Rob Manfred and MLB GMs Working on Plan to Essentially Destroy Minor League Baseball

Divisional Series - Minnesota Twins v New York Yankees - Game One
Divisional Series - Minnesota Twins v New York Yankees - Game One / Brace Hemmelgarn/Getty Images

Minor League Baseball has been a staple of the game for centuries, serving to facilitate the player development of prospects who might eventually end up playing in the MLB, while bringing the game to communities across the nation that are too small to sustain big league ball.

And that means nothing to our current commissioner, apparently.

The days of an expansive MiLB slate may be cut short in the near future, with Rob Manfred and a few current MLB general managers looking to eliminate about a fourth of all minor league teams in a cost-cutting measure.

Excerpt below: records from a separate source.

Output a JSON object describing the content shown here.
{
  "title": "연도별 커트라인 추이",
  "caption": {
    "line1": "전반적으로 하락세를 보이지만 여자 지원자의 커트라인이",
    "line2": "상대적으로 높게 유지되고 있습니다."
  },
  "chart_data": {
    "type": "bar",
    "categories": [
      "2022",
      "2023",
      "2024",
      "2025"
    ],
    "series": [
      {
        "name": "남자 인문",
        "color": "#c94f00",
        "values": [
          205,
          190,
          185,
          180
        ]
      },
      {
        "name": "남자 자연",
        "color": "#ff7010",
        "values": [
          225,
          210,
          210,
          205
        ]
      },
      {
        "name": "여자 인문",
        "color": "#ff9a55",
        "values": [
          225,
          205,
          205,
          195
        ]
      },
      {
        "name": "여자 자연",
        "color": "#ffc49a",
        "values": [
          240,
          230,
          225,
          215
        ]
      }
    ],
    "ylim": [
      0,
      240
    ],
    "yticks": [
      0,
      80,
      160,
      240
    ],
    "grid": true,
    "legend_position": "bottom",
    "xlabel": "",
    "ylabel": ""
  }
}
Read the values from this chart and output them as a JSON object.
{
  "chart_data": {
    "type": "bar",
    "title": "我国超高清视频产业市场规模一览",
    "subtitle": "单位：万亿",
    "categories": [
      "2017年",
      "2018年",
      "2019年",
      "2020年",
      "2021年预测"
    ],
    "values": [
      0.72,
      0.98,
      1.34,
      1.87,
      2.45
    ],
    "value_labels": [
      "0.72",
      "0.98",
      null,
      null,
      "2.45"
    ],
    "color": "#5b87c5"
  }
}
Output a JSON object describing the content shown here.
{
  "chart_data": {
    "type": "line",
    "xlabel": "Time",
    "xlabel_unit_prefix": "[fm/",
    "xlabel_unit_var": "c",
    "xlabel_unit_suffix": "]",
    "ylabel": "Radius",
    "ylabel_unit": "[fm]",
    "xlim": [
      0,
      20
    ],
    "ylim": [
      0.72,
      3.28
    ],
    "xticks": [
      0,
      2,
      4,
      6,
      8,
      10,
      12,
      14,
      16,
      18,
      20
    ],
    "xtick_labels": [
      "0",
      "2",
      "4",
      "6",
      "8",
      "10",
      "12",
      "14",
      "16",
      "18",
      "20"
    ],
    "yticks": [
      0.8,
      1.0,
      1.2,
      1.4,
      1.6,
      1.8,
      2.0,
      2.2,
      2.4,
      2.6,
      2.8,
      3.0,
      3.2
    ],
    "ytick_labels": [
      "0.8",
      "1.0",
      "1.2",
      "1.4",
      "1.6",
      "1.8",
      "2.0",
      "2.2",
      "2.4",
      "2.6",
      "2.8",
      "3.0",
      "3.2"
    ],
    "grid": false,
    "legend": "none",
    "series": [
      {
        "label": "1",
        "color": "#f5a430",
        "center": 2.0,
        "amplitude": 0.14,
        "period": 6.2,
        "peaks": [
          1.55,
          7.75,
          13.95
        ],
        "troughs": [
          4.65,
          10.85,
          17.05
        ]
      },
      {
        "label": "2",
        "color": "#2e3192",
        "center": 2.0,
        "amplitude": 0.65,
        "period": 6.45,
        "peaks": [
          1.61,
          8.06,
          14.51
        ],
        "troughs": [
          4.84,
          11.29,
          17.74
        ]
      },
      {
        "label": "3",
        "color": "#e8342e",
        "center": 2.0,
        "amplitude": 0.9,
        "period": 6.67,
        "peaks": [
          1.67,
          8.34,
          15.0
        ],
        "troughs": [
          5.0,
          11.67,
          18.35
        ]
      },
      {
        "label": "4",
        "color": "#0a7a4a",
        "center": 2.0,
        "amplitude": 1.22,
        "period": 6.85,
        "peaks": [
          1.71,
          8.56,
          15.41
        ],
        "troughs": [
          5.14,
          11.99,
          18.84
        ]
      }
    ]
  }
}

If successful, Manfred would be playing a large part destroying the minor leagues and everything they stands for. His justification for this action is that cutting the amount of minor league teams will save money to upgrade other minor league facilities and improve the conditions of the lives of minor league players.

Of course, Major League Baseball makes more than enough revenue to do this anyway, without slicing the lower levels of the game.

With this plan comes several ramifications, notably the fact that the proprietors of the minor league teams being cut would lose the money they invested in their teams. That's before anyone considers the amount of jobs that are going to be lost from this move as well.

Not only that, but some minor league teams that will potentially be cut are found in the oddest of places, in order to make baseball more accessible to a wider array of people. Take their team away from them, and it'll be even more difficult to rein those fans back in to the sport.

All in all, this is not a good move by the commissioner's office, as this would stunt the growth of baseball in many communities, limit the number of players given the opportunity to play professional baseball, and be a bad look for the sport in general.

It's unfortunate that money always talks the loudest in the end.